13. Schedule time for your anxiety.

This might sound counterintuitive — who wants to pencil anxiety into their day? — but the point is to designate a time and place for anxious thoughts, rather than let them interrupt you constantly throughout the day, says Galanti.

So if you feel yourself getting overwhelmed with anxiety and it's taking you away from what you should be focusing on (like getting your work done or enjoying a party), mentally schedule a time to deal with this later, when you know you'll be free and better equipped to deal with it.

14. Expose yourself to your triggers and let yourself fail, repeatedly.
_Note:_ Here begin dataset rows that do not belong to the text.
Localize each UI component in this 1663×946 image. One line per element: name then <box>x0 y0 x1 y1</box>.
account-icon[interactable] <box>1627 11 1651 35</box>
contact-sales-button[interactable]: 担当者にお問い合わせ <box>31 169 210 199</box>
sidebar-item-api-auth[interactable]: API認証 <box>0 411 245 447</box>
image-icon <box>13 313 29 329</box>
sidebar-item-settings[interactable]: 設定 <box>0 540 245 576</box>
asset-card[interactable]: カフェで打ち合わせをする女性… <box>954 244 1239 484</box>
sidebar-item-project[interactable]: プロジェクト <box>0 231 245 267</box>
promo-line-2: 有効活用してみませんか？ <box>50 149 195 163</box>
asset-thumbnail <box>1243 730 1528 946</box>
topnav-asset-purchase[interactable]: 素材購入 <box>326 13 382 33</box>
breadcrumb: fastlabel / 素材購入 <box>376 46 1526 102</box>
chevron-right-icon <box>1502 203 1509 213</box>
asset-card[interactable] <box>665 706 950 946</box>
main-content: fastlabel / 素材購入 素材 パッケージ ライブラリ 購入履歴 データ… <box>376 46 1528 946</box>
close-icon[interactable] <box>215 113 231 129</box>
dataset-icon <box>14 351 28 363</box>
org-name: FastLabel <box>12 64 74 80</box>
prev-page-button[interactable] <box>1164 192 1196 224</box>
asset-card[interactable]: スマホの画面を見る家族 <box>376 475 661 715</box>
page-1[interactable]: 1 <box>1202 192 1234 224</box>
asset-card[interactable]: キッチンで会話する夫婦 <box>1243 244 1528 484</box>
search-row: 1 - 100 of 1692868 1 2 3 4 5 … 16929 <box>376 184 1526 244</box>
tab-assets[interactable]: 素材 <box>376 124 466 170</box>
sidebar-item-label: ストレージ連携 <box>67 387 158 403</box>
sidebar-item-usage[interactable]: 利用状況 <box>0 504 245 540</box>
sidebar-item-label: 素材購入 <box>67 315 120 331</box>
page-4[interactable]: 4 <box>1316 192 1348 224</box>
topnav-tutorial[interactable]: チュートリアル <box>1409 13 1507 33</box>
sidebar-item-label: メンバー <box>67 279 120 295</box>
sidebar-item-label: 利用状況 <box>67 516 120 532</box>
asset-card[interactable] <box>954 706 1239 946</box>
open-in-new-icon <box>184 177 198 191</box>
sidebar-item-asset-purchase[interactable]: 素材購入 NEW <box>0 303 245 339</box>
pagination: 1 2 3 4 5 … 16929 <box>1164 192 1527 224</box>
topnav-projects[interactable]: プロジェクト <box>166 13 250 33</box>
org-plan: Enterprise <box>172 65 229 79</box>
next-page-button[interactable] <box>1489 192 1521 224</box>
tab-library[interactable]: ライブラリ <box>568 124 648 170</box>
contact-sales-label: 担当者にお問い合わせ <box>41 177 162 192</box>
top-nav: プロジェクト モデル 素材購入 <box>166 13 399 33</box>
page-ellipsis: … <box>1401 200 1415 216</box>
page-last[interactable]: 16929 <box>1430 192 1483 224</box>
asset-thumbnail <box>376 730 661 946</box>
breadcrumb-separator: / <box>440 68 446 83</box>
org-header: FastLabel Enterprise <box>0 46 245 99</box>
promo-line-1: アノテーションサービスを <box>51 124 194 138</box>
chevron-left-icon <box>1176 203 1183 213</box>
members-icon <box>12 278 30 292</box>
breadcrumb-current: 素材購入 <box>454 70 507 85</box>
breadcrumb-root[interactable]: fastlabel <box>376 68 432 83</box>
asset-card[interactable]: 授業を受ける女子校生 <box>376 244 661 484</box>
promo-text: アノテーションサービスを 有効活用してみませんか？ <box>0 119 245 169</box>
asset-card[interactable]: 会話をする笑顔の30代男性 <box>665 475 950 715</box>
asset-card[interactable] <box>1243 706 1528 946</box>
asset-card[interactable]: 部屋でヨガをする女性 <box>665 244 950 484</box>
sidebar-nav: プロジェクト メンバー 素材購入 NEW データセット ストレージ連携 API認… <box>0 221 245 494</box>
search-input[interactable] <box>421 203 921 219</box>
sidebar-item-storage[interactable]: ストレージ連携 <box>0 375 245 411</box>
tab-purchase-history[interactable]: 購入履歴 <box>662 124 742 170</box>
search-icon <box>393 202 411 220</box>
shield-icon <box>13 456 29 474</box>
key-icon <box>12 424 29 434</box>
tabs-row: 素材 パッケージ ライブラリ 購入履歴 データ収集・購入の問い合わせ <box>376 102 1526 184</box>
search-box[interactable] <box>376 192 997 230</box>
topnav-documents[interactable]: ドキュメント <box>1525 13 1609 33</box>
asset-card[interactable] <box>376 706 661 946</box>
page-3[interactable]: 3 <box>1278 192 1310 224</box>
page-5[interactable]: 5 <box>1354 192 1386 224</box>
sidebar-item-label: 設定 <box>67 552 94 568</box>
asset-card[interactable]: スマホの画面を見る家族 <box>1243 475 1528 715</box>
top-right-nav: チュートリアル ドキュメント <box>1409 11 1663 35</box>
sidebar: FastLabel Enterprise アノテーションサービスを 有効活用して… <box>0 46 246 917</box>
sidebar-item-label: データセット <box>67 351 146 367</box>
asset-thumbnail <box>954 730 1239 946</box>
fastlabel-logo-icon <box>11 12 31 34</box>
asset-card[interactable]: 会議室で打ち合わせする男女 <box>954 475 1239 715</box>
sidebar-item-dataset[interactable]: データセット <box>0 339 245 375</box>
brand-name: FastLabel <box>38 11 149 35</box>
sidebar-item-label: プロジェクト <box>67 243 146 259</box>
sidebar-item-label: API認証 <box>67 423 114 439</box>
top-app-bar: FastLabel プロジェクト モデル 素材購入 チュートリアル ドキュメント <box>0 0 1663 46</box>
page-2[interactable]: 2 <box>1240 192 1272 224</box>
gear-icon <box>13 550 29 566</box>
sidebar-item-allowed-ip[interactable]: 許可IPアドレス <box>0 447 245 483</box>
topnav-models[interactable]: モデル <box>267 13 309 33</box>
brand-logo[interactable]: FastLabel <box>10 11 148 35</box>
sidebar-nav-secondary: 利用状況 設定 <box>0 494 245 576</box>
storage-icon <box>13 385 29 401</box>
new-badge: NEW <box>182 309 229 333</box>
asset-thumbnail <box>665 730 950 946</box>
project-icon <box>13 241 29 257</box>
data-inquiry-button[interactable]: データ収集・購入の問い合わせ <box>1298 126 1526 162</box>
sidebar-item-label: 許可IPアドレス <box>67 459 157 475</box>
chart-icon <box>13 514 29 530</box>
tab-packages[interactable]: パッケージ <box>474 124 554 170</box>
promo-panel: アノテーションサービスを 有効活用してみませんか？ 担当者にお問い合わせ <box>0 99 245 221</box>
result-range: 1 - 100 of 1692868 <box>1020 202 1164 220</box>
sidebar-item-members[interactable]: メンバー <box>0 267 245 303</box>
A lot of anxiety stems from fear of failure, says Howes. Like that you're going to drop the ball at work, or you're going to make a fool of yourself in front of a crowd of people. Galanti suggests leaning in to that anxiety every once in a while and seeing what happens.

"My goal in general with anxiety is to help people feel comfortable feeling uncomfortable," says Galanti. "The goal is to get them to do it as many times as they can; to face their fears even though it might lead to whatever is in their head happening — over and over and over. One time is not enough."
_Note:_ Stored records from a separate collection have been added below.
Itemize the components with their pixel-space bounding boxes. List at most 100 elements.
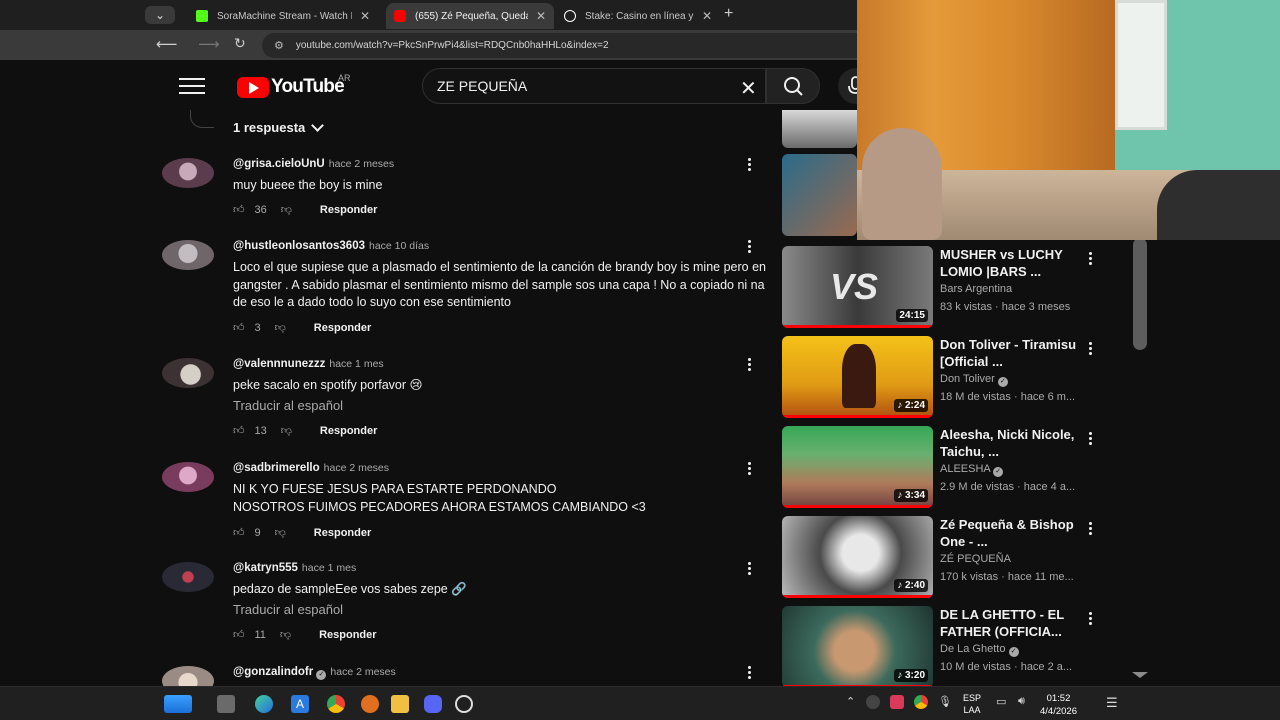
browser-tab-kick[interactable]: SoraMachine Stream - Watch L ✕ — [188, 3, 384, 29]
related-video-item[interactable]: ♪ 2:24 Don Toliver - Tiramisu [Official … — [782, 336, 1112, 418]
video-title[interactable]: Zé Pequeña & Bishop One - ... — [940, 516, 1080, 550]
comment-time[interactable]: hace 2 meses — [330, 666, 395, 678]
like-icon[interactable]: 👍︎ — [233, 424, 245, 437]
back-arrow-icon[interactable]: ⟵ — [156, 35, 178, 53]
translate-link[interactable]: Traducir al español — [233, 602, 343, 617]
comment-time[interactable]: hace 2 meses — [329, 158, 394, 170]
avatar[interactable] — [162, 462, 214, 492]
more-options-icon[interactable] — [1089, 432, 1094, 447]
tray-app-icon[interactable] — [866, 695, 880, 709]
scroll-down-arrow-icon[interactable] — [1132, 672, 1148, 678]
related-video-item[interactable]: ♪ 3:34 Aleesha, Nicki Nicole, Taichu, ..… — [782, 426, 1112, 508]
comment-time[interactable]: hace 2 meses — [324, 462, 389, 474]
settings-gear-icon[interactable] — [455, 695, 473, 713]
taskbar-clock[interactable]: 01:52 4/4/2026 — [1040, 692, 1077, 718]
like-icon[interactable]: 👍︎ — [233, 203, 245, 216]
app-icon[interactable]: A — [291, 695, 309, 713]
video-title[interactable]: DE LA GHETTO - EL FATHER (OFFICIA... — [940, 606, 1080, 640]
reply-button[interactable]: Responder — [320, 204, 377, 216]
reply-button[interactable]: Responder — [320, 425, 377, 437]
replies-toggle-button[interactable]: 1 respuesta — [233, 118, 325, 135]
dislike-icon[interactable]: 👎︎ — [275, 526, 286, 539]
more-options-icon[interactable] — [748, 562, 753, 577]
like-icon[interactable]: 👍︎ — [233, 321, 245, 334]
video-thumbnail[interactable]: ♪ 2:40 — [782, 516, 933, 598]
task-view-icon[interactable] — [217, 695, 235, 713]
comment-author[interactable]: @hustleonlosantos3603 — [233, 240, 365, 252]
video-thumbnail[interactable]: ♪ 2:24 — [782, 336, 933, 418]
more-options-icon[interactable] — [748, 462, 753, 477]
reload-icon[interactable]: ↻ — [234, 35, 246, 52]
comment-author[interactable]: @katryn555 — [233, 562, 298, 574]
plus-icon[interactable]: + — [724, 5, 733, 23]
tray-expand-icon[interactable]: ⌃ — [846, 695, 855, 708]
language-indicator[interactable]: ESP LAA — [963, 692, 981, 716]
edge-icon[interactable] — [255, 695, 273, 713]
tray-chrome-icon[interactable] — [914, 695, 928, 709]
comment-author[interactable]: @grisa.cieloUnU — [233, 158, 325, 170]
comment-author[interactable]: @valennnunezzz — [233, 358, 325, 370]
video-channel[interactable]: ZÉ PEQUEÑA — [940, 553, 1011, 565]
avatar[interactable] — [162, 240, 214, 270]
more-options-icon[interactable] — [1089, 522, 1094, 537]
video-channel[interactable]: ALEESHA ✓ — [940, 463, 1004, 477]
youtube-logo-text[interactable]: YouTube — [271, 76, 345, 98]
more-options-icon[interactable] — [1089, 252, 1094, 267]
youtube-logo-icon[interactable] — [237, 77, 269, 98]
search-button[interactable] — [766, 68, 820, 104]
related-video-item[interactable]: ♪ 2:40 Zé Pequeña & Bishop One - ... ZÉ … — [782, 516, 1112, 598]
hamburger-menu-icon[interactable] — [179, 78, 205, 94]
more-options-icon[interactable] — [748, 158, 753, 173]
forward-arrow-icon[interactable]: ⟶ — [198, 35, 220, 53]
discord-icon[interactable] — [424, 695, 442, 713]
dislike-icon[interactable]: 👎︎ — [281, 424, 292, 437]
microphone-icon[interactable]: 🎙︎ — [938, 695, 952, 708]
video-channel[interactable]: De La Ghetto ✓ — [940, 643, 1019, 657]
comment-time[interactable]: hace 1 mes — [302, 562, 356, 574]
windows-start-icon[interactable] — [164, 695, 192, 713]
comment-author[interactable]: @gonzalindofr — [233, 666, 313, 678]
scrollbar-thumb[interactable] — [1133, 238, 1147, 350]
video-thumbnail[interactable]: ♪ 3:34 — [782, 426, 933, 508]
browser-tab-youtube[interactable]: (655) Zé Pequeña, Quedatelo ✕ — [386, 3, 554, 29]
video-title[interactable]: Aleesha, Nicki Nicole, Taichu, ... — [940, 426, 1080, 460]
reply-button[interactable]: Responder — [314, 322, 371, 334]
browser-tab-stake[interactable]: Stake: Casino en línea y Apuest ✕ — [556, 3, 720, 29]
avatar[interactable] — [162, 158, 214, 188]
video-channel[interactable]: Don Toliver ✓ — [940, 373, 1008, 387]
avatar[interactable] — [162, 666, 214, 686]
dislike-icon[interactable]: 👎︎ — [280, 628, 291, 641]
file-explorer-icon[interactable] — [391, 695, 409, 713]
video-thumbnail[interactable]: VS 24:15 — [782, 246, 933, 328]
video-thumbnail[interactable]: ♪ 3:20 — [782, 606, 933, 686]
reply-button[interactable]: Responder — [314, 527, 371, 539]
tray-app-icon[interactable] — [890, 695, 904, 709]
notifications-icon[interactable]: ☰ — [1106, 695, 1118, 711]
firefox-icon[interactable] — [361, 695, 379, 713]
like-icon[interactable]: 👍︎ — [233, 628, 245, 641]
more-options-icon[interactable] — [1089, 612, 1094, 627]
more-options-icon[interactable] — [748, 358, 753, 373]
video-channel[interactable]: Bars Argentina — [940, 283, 1012, 295]
close-tab-icon[interactable]: ✕ — [360, 9, 370, 23]
like-icon[interactable]: 👍︎ — [233, 526, 245, 539]
avatar[interactable] — [162, 358, 214, 388]
comment-time[interactable]: hace 1 mes — [329, 358, 383, 370]
clear-search-icon[interactable]: ✕ — [740, 76, 757, 101]
video-thumbnail-partial[interactable] — [782, 154, 857, 236]
related-video-item[interactable]: ♪ 3:20 DE LA GHETTO - EL FATHER (OFFICIA… — [782, 606, 1112, 686]
related-video-item[interactable]: VS 24:15 MUSHER vs LUCHY LOMIO |BARS ...… — [782, 246, 1112, 328]
dislike-icon[interactable]: 👎︎ — [281, 203, 292, 216]
video-title[interactable]: MUSHER vs LUCHY LOMIO |BARS ... — [940, 246, 1080, 280]
chrome-icon[interactable] — [327, 695, 345, 713]
dislike-icon[interactable]: 👎︎ — [275, 321, 286, 334]
search-input[interactable]: ZE PEQUEÑA — [422, 68, 766, 104]
more-options-icon[interactable] — [748, 666, 753, 681]
network-icon[interactable]: ▭ — [996, 695, 1006, 708]
reply-button[interactable]: Responder — [319, 629, 376, 641]
more-options-icon[interactable] — [748, 240, 753, 255]
translate-link[interactable]: Traducir al español — [233, 398, 343, 413]
tab-search-button[interactable]: ⌄ — [145, 6, 175, 24]
avatar[interactable] — [162, 562, 214, 592]
video-title[interactable]: Don Toliver - Tiramisu [Official ... — [940, 336, 1080, 370]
So commit to doing whatever it is that makes you anxious — like speaking in front of a crowd, taking cross-country flights, etc. — several times, and arm yourself with strategies ahead of time. Afterward, ask yourself if it was as bad as you thought it would be. More often than not, it won't be as horrific as your anxiety was telling you it would be. And hopefully that means you'll be experiencing a bit less anxiety each time.

15. When your schedule is jam packed, try to feel gratitude instead of anxiety.

Feeling like you're not in control of your schedule can be really anxiety-inducing, especially when it means you're not making time for whatever self-care you need to function at your best. So when you look at your calendar and see that you don't have a free weekend until, like, October, it's easy to let that set you off.

"Being busy doesn't necessarily mean you have to be stressed. A lot of it has to do with the mindset of it all," says Howes. Try to look at all the stuff you have to do — whether it's big responsibilities at work or a million birthday parties and baby showers or tons of networking drinks — and feel grateful for all of this that you've got going on. And if you truly don't think something will enrich your life and you can find a way to get out of it, do it.

"If you feel like you are a servant to your calendar then I think you're going to be stressed out," he says. Instead, try "to feel like: I do a lot of things and feel good about them and I have a really full life."

16. Have resources ready if your anxiety becomes too much for you to manage on your own.

It can be hard to determine when your worrying has gotten to the point where you should see a doctor or therapist. Howes says it's typically dependent on the level of severity or the degree to which it's impacting your day-to-day life.

If your anxiety is causing you to miss work, affecting your relationships, or causing changes in your sleeping or eating habits, it might be time to talk to a professional about this, says Howes.